The pipeline is still R&D. It runs against a ~100k line TypeScript monorepo under Docker with Tree-Sitter and a language server. The trajectory is real but the claim is bounded: one ticket shape, on one project, with the Coder degenerate. Not “the Coder is obsolete.”

What this run is evidence of

The pattern is the relevant claim, not the per-ticket result. Each previous run paid an LLM cost on some behavioural shape and filed an entry in the architecture-gaps document to remove that cost. Each fix removed a class of LLM-authored fallback rather than tuning a prompt rule. The fixes compound, because once a behavioural shape is structuralised it stays structuralised. The result is a slow drift of the structural floor underneath the Coder upward, and the Coder’s responsibilities downward.

That is the same pattern the four-eras post was tracing. The difference is that the four-eras post described it at the level of the Test Writer, Test Updater, and a few of the larger structural ops. This post describes the same pattern reaching the Coder itself, on one ticket shape.

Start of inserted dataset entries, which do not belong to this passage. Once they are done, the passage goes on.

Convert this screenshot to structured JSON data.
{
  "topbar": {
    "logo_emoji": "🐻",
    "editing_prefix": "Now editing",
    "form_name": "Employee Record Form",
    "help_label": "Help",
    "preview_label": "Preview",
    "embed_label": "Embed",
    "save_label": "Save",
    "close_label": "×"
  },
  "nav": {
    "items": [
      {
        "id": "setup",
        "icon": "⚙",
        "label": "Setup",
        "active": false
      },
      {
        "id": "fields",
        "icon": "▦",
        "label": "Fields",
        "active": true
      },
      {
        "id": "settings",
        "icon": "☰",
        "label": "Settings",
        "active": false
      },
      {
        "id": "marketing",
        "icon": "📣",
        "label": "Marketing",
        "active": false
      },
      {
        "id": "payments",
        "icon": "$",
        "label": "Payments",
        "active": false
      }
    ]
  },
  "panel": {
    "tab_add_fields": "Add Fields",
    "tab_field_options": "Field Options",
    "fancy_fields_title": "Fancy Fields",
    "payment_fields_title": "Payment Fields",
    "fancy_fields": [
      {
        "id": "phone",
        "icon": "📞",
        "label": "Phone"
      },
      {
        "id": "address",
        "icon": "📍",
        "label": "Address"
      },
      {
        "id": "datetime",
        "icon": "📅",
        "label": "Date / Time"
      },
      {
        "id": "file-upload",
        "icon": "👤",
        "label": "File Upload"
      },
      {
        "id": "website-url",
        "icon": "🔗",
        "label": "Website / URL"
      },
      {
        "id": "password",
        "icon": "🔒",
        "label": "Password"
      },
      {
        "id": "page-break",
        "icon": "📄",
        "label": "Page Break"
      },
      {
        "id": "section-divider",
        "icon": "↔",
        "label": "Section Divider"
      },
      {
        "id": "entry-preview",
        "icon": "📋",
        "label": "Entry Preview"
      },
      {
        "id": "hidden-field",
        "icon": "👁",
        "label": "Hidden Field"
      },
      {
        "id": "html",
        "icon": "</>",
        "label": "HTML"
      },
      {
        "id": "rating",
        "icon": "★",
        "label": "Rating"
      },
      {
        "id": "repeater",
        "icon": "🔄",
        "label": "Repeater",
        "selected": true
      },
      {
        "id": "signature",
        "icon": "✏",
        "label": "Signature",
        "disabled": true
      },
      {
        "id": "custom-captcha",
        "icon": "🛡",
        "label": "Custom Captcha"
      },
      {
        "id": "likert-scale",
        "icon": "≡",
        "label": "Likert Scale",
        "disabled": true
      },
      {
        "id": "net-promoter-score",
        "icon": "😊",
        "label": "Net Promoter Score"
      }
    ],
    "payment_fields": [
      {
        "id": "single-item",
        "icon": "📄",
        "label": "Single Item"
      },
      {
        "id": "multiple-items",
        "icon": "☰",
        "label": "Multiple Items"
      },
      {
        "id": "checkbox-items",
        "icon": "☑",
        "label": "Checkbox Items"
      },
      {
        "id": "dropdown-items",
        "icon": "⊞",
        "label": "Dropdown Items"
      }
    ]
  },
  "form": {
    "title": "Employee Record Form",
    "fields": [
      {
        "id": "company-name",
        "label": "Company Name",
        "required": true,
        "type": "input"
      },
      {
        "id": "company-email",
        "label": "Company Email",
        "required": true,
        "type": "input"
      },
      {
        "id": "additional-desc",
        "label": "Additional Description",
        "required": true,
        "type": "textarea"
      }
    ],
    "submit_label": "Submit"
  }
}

The architecture-gaps document still has open entries. Two of them are quality follow-ups filed during this round: dominator pruning for redundant short-circuit guards, and scenario dedup upstream of the deterministic materializer. Neither blocks today’s tickets; each has a concrete fix shape captured. The pattern of “the structural floor rises, the Coder’s responsibilities shrink, the cost per ticket drops” will continue as those entries are landed. Both closed two days later, along with two structural refinements to the grounding chat, covered in the follow-up post.

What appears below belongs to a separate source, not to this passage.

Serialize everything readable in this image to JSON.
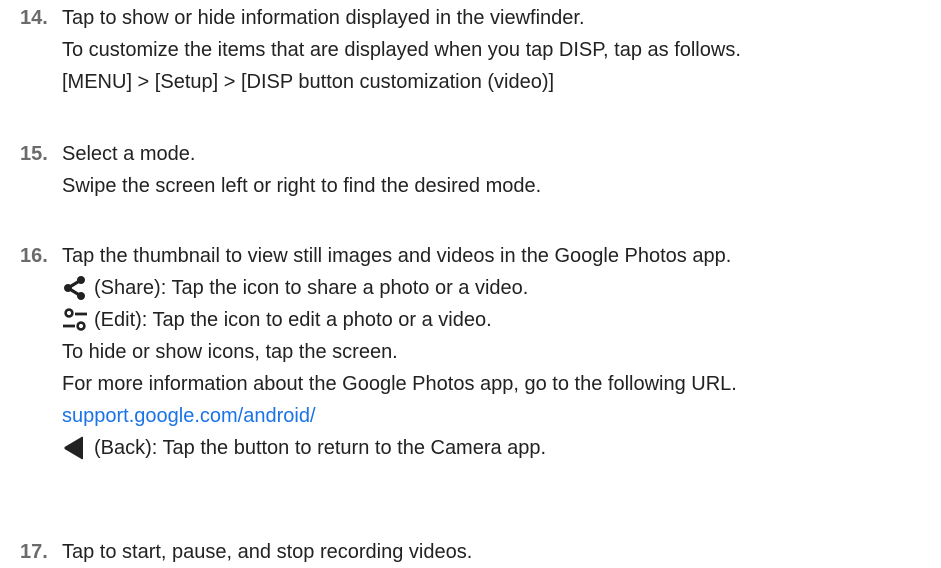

What today’s run proves is that the floor has reached, at least for one ticket shape, the point where the LLM’s role is fully intent-level and the implementation falls out of structurally-derived data.

The cost per ticket of this shape is now bounded by the verification reviewers, not the authoring stages.

The pattern only generalises if subsequent ticket shapes follow the same trajectory. The trajectory exists and has converged at least once. That was not true a week ago.

The pipeline runs against a real ~100k line TypeScript monorepo under Docker with Tree-Sitter, a language server, and Vitest. Still R&D.